Taire

19/04/2025

La voix lui dit de se mettre dans une position confortable et de relâcher ses muscles. De plus en plus, au fil des mots et de la musique lancinante, elle se dit que oui la mâchoire est détendue, les pieds aussi, la tête est lourde, des bâillements viennent. C’est une séance de méditation orientée. Elle sonde de ses doigts son ventre. Les doigts s’enfoncent dans l’épaisseur de son bas-ventre jusqu’à pointer et sentir une douleur bien précise. La douleur est ronde et échevelée. La voix demande une visualisation : la douleur est un soleil électrique. Les deux doigts s’enfoncent au centre d’un « soleil » noir presque gribouillé. La voix demande une extraction du visuel, de le faire sortir ou d’épouser cette chose que la femme s’est mise à voir. Elle se lève.

Morne, gardant son état de mi-éveil, elle transite jusqu’à la cuisine, se saisit de la cuillère dans l’évier. Elle relève son haut, rapproche la cuillère du ventre puis, d’un coup de cuillère, mime de faire sauter hors d’elle le soleil noir qui se niche sous son nombril. Elle projette la cuillère d’un coup sec au bout de son bras de haut en bas vers le sol. Elle a jeté le soleil. A l’emplacement imaginé de la chute de celui-ci elle soulève son pied puis fait retentir sa semelle sur le sol. Elle a écrasé le soleil. Elle repart s’allonger. La visualisation se poursuit. Sous la peau, le creux béant laissé par sa précédente action est maintenant couvert d’un pansement. Les deux frontières de chair à l’intérieur de son bas-ventre débutent un long travail pour se retrouver sous le pansement. La séance se termine.

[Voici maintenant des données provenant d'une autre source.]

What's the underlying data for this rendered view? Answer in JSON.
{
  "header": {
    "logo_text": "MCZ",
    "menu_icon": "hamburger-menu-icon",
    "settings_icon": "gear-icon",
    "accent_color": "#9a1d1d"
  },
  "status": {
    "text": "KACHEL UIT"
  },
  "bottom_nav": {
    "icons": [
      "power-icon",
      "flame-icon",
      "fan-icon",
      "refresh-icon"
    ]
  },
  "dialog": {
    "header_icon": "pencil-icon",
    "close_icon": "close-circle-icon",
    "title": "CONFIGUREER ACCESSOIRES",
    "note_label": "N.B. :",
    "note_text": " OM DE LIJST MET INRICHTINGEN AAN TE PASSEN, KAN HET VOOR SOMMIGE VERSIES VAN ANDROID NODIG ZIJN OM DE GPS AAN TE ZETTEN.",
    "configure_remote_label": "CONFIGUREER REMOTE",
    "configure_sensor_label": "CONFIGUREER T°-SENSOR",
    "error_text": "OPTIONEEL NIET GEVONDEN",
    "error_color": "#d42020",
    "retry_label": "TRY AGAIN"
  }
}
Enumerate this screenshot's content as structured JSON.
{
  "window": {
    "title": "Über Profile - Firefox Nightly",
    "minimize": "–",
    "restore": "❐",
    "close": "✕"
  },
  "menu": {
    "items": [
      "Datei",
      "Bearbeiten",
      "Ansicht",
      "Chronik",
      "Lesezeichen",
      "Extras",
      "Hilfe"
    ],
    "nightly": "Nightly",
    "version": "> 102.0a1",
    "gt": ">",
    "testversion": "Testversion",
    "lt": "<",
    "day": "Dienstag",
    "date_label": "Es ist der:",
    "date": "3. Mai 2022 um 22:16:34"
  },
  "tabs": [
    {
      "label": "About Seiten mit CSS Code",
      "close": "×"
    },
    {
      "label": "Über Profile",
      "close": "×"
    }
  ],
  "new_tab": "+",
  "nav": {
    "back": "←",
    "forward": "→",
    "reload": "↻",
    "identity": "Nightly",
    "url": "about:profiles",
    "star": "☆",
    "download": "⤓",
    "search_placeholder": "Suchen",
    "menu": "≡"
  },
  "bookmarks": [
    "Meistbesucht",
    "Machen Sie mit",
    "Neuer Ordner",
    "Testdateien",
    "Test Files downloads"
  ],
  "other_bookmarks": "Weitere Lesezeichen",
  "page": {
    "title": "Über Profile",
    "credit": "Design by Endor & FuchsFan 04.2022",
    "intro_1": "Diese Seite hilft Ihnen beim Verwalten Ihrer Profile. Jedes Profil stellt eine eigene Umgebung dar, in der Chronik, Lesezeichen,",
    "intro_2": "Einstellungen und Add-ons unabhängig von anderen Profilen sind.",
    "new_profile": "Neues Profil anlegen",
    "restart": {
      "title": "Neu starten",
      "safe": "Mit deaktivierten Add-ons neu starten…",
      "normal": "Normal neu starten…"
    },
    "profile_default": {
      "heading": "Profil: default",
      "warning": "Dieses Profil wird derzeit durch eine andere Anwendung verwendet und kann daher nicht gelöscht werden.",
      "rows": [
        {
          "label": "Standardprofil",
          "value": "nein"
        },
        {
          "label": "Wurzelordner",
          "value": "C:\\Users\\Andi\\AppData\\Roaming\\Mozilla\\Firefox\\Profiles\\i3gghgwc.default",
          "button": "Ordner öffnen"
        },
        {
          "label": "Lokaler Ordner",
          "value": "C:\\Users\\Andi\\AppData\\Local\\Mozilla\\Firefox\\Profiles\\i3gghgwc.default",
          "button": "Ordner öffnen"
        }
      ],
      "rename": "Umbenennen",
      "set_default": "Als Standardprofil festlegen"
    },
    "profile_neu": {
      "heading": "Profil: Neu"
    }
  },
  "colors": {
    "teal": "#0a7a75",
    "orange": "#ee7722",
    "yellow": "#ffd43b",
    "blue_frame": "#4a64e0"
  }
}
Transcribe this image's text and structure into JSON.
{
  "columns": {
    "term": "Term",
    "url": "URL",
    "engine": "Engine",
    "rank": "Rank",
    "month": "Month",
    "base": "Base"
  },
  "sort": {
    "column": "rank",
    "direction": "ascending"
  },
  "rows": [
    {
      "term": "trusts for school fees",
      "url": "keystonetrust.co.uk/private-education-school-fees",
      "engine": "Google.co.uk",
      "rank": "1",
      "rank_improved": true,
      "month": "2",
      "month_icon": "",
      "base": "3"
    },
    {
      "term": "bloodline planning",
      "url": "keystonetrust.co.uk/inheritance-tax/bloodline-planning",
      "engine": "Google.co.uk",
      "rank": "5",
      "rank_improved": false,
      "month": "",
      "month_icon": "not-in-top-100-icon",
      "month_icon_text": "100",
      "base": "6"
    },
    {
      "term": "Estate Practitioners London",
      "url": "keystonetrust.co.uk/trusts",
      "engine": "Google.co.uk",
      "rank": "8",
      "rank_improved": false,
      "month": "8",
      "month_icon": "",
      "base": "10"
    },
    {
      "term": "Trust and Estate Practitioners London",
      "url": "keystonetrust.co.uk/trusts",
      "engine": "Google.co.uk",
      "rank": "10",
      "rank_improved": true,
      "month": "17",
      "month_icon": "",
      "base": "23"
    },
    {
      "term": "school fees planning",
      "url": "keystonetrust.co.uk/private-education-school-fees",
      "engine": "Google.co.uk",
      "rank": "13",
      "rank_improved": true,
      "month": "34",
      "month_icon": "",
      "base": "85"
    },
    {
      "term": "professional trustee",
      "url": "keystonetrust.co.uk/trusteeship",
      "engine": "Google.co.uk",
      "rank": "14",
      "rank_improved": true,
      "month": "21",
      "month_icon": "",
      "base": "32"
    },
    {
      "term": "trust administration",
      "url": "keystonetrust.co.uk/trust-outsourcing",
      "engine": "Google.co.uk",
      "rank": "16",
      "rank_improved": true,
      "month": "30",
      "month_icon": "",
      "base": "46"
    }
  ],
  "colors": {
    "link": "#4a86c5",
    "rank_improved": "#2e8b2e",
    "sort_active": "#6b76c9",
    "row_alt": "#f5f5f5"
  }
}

La partie la plus épaisse de son corps, voilà où nichait le soleil. Cette couche de peau est arrivée à la grossesse et n’a jamais voulu partir. Pourquoi cette bouée perdure-t-elle par de là tout usage utile?  Que trouve-t-elle à protéger, que trouve-t-elle à nourrir? Peut-être que maintenant le soleil parti… Ce n’est plus une niche. Son enfant est grand. 

C’est flou mais elle ressent toute l’énergie qu’elle avait déployée ce jour de juillet 2008 en haut du Charmant Som. Il y avait du monde, oui plein de touristes. Et le veau était né. Il était très beau avec ses grands cils et ces quatre membres en chasse-neige. Elle l’avait soulevé de terre, il s’agissait de trouver un espace loin de la foule, déjà les appareils photos fusaient. Elle se rapprochait de l’étable, heureuse que son labeur se resserre et s’écoule. Puis clac, une décharge électrique lui traversa le bas ventre. Le veau n’avait rien pris. Et la vache suivait sans soucis le parcours de son petit en lévitation entre les bras de la femme. L’enclos était prêt pour eux, la mère et l’enfant vache. Il n’y avait qu’elle, la femme, qui trébuchait soudain. Et repartit finir sa mission. C’était un fil électrique, monté en puissance pour un spécimen de plusieurs centaines de kilos , assez fort pour s’en souvenir. A la juste hauteur de ce «jus»  qu’elle s’est pris en travers du ventre, bien avant la grossesse, s’est retrouvé plus tard le « soleil » de la méditation.

Elle demande au père, il se souvient du veau. Elle se souvient du père. Ce qu’il était à l’accouchement. Il avait tenu sa main tout à la fin, cela faisait trente heures qu’elle aurait souhaité des caresses, des massages et des mots. Le bébé était beau.